Unique furniture designer, Li Naihan, first appeared on Design China in October 2011 with her Crates series. We caught up with her this month to find out what she has been concocting more recently.
What are you working on right now?
I am juggling a few things: I am continuing to develop my Crates and Fold series (the latter was released earlier this year) by experimenting with different materials and collaborating with other designers such as Nick Wu.
I have a number of ideas for new projects too; for example, developing a digital furniture collection that interacts with both the user and its environment. I also want to explore an old Chinese concept that involves shrinking iconic architecture into furniture and, subsequently, exploring the idea of owning something iconic.
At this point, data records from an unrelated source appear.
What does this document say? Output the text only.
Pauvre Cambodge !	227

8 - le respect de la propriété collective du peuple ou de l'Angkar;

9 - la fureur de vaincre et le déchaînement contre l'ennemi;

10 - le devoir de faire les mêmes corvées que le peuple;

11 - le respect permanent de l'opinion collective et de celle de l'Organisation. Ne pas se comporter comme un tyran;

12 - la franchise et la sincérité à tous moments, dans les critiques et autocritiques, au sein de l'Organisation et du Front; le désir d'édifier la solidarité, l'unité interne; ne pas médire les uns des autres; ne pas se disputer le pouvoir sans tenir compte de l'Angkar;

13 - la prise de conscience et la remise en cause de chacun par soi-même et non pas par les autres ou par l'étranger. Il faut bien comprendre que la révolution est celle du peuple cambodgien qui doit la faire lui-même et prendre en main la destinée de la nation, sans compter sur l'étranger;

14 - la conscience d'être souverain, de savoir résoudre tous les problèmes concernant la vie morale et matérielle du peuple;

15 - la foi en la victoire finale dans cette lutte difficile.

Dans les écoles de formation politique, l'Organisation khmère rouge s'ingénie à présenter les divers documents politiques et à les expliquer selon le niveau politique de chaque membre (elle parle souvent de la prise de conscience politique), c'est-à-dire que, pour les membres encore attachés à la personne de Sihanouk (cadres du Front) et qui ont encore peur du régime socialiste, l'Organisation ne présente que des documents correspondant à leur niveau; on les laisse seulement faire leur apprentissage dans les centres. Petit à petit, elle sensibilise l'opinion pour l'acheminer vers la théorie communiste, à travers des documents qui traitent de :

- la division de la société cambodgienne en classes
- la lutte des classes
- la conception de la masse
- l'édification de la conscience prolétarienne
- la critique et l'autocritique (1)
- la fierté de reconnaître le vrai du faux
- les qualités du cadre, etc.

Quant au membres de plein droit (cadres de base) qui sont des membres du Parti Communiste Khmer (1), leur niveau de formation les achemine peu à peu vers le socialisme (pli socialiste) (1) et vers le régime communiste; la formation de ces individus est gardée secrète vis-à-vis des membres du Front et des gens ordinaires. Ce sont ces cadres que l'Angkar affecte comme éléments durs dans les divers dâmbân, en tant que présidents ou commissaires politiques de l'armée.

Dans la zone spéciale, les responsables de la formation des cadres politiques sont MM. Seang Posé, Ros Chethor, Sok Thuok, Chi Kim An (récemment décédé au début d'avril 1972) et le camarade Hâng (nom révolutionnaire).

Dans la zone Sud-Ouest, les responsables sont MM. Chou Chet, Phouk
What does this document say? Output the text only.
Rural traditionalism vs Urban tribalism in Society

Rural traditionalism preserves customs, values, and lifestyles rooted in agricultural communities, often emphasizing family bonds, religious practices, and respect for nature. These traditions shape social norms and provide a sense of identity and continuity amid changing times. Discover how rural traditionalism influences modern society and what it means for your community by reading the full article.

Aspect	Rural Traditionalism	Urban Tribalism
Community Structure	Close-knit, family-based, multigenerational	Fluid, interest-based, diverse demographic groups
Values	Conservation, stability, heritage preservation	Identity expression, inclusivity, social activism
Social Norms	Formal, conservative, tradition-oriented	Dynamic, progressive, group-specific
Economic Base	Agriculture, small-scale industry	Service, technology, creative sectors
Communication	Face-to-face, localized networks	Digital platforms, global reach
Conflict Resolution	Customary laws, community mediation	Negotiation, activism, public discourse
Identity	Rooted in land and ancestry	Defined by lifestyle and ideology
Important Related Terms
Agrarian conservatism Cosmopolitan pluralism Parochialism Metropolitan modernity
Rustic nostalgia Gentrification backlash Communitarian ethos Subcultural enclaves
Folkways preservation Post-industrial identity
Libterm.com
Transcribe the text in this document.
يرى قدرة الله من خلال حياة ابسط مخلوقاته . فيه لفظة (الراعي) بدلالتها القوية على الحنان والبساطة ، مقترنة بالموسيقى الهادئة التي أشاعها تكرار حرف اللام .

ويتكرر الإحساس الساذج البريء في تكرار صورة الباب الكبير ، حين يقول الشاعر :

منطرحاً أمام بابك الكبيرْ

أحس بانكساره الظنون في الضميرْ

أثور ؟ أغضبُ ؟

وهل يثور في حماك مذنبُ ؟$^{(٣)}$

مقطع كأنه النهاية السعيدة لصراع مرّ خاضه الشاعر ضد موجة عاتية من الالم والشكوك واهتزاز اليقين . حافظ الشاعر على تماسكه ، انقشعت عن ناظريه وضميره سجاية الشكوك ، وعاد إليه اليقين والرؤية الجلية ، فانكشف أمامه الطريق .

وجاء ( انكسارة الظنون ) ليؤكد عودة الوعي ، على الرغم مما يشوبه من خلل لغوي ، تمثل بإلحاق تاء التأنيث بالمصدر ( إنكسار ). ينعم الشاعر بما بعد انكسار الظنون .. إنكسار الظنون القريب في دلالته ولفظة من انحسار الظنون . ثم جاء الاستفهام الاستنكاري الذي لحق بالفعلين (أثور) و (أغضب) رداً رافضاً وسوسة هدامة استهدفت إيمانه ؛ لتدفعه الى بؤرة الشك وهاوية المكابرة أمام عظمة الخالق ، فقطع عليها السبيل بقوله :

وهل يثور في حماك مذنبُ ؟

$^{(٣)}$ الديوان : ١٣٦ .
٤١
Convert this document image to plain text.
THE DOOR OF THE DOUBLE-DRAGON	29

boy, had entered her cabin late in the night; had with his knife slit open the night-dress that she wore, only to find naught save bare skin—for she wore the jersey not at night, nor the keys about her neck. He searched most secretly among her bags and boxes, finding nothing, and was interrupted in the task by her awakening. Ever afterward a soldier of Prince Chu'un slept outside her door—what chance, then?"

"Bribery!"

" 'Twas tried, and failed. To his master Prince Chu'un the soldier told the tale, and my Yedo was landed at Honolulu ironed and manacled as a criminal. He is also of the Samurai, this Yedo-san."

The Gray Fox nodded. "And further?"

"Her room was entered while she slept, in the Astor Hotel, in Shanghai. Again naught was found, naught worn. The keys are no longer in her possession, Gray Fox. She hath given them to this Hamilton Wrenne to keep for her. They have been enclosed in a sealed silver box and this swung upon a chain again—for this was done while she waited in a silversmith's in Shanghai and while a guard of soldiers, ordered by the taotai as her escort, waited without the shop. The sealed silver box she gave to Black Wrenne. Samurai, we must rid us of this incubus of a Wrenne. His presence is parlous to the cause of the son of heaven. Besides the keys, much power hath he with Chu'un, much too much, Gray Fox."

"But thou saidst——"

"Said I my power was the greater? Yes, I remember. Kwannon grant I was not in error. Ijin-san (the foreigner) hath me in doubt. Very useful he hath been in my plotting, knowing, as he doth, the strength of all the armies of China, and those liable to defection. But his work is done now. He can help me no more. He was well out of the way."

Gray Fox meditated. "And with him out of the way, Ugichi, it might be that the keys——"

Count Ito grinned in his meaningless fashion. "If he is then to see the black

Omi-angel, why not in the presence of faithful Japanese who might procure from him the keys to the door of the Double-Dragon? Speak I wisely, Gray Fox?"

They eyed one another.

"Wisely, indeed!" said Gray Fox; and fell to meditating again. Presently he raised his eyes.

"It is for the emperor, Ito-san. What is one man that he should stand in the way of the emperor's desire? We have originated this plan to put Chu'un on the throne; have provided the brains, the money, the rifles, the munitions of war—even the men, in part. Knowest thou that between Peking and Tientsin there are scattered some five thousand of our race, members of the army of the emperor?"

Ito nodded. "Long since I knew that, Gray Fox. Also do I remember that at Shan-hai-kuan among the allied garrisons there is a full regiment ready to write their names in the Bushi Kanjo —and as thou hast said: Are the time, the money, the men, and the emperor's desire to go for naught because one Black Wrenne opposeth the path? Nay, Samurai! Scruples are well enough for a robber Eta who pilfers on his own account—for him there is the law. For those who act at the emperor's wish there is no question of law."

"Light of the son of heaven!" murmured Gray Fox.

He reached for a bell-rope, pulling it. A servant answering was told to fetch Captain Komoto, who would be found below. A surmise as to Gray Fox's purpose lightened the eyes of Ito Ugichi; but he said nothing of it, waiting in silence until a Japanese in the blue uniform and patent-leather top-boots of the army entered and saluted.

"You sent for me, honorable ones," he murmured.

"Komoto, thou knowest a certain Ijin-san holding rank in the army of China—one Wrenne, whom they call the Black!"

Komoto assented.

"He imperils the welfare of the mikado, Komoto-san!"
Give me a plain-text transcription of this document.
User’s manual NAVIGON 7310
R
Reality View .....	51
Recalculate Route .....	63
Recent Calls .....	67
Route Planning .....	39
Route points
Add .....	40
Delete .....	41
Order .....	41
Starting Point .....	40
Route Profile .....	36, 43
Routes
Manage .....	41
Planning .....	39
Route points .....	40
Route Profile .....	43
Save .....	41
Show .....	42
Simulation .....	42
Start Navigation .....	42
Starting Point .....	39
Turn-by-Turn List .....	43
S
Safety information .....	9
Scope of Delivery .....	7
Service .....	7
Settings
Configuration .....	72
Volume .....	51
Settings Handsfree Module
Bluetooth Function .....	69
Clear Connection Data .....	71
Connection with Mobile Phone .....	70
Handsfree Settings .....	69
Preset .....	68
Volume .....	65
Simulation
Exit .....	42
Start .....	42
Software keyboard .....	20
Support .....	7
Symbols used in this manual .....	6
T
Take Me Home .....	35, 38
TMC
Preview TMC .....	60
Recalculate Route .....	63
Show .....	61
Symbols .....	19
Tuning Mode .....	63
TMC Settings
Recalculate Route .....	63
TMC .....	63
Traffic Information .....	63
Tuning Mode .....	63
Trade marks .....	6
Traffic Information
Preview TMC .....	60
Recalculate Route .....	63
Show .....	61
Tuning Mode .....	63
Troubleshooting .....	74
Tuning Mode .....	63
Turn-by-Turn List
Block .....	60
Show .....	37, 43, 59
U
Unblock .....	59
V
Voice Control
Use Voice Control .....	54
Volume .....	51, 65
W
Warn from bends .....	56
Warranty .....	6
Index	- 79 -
The process will be quite experimental whilst the resulting furniture will be moulded to fit the buyers’ ego.
I’ve also recently established an innovation lab with fellow creative, Benjamin Bacon. Finally, Caochangdi (where I am based) is also an official hotspot for Beijing Design Week (BJDW) this year, so we are putting together a really exciting programme for it.
Migration is a huge topic in China. How have people reacted to your Crates and Fold series, which deal with related issues?
It’s funny because I created these lines as a response to my own migratory experiences. Others, however, have managed to find new and alternative meanings in the works. In a sense, I have adopted quite an artistic approach to working: throw my idea out there, wait for people to react, and then develop a new product in response. On the whole, it has been very positive.
How does your background in architecture influence what you do now?
I think I am more open to experimenting. The concept and language of architecture is very broad now and everything has become a tool for expression. Working in the practical world of architecture is really boring and not creative at all; on the other hand, my processes are all about learning. I perceive furniture as small-scale architecture.
How do you feel about starchitects and the architecture world in general?
Both starchitects and buildings are needed. You need to be an egomaniac in order to be an architect and you have to invest in yourself in order to become famous. But everyone benefits from this pyramid: starchitects promote the discipline to a wider audience, which assists the younger generation since promoting the industry as a whole generates a path.
You grew up in a very unique atmosphere. Can you tell us more about this?
Both of my parents were creative in one way or another: my father was a composer, and my mother was a dancer. Many creative people (poets, artists, musicians etc) congregated in Beijing, so I was exposed to this environment from a very young age. I was also probably the only kid brought up in a film studio. Growing up in a stage setting meant that I made up my own world and became quite the exhibitionist!
You previously mentioned that Caochangdi will play a large part in BJDW this year. How do you feel about previous BJDW events?
Last year was chaotic — but it was also great. Without government support, no one pays attention to anything here. However, I see more and more young people taking part in the local design industry now, and design education is changing. Those from an international background are helping to inject into the design scene here, and Chinese youths that are educated abroad are now coming back to search for opportunity. Right now, we have the right environment and the right people – it’s the right moment for everything to happen!